Most other healthy sources of fat come from plant sources, such as olive oil and avocado. Coconut oil can also be a good source but it should be used in moderation since it’s got a higher saturated fat content.
Once you’ve got the exercises and the diet down to a T, it’s time to fine-tune another key aspect of fat loss: proper sleep. Getting plenty of sleep (which is about eight hours for most people) is one of the most important things you can do for yourself when you’re trying not only for weight loss but also for improving your lifestyle.
For example, enough sleep allows your brain to work at its fullest capacity, meaning that you’ll make better health choices when it comes to eating. You’ll also be rested enough to work out longer and harder. And when it comes to a muscle-building activity such as HIIT routines, enough rest is doubly important.
This is because muscle-building activities break down your muscle, and the development in size and strength is just your muscle healing itself. But if you’re not giving yourself enough rest, that means your muscles can’t develop to their fullest potential.
Along with being good for weight loss and muscle gain, enough downtime will also help in preventing injuries and aches. Considering everything that eight hours of sleep can do for us, it’s obvious that we should be making it a priority.
When it comes to people who’ve lost a lot of weight, almost 90% regain most of it back. Part of the reason is that as we lose weight, our resting metabolism decreases, meaning we have to eat less and less food to maintain and lose weight.
This is happening while our bodies are also used to us being fat, resulting in our hormones telling us to continue eating when we shouldn’t be. However, another important aspect is consistency over the long term.
Having a goal to work towards and a plan to get there is extremely beneficial for long-term success. However, falling off the horse is a part of life, and we’re not always going to be able to be as consistent with our lifestyles as we’d like to be.

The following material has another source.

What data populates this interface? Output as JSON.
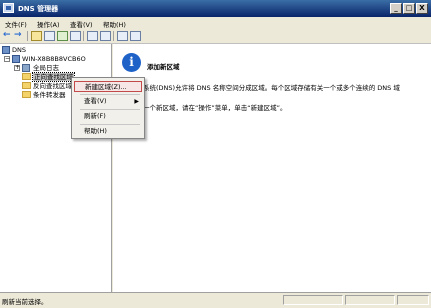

What matters is that we try our best to implement these positive changes as consistently as we can, while also giving ourselves some rest days for some respite. But it’s important to keep in mind that weight loss isn’t a sprint—you’re not going to get there significantly faster in the grand scheme of things if you make a ton of dramatic changes all at once.
It’s much easier and more beneficial over the long term to make small and incremental changes that you can fully incorporate into your life. When it comes to weight loss and wellness, there’s no better way to do it.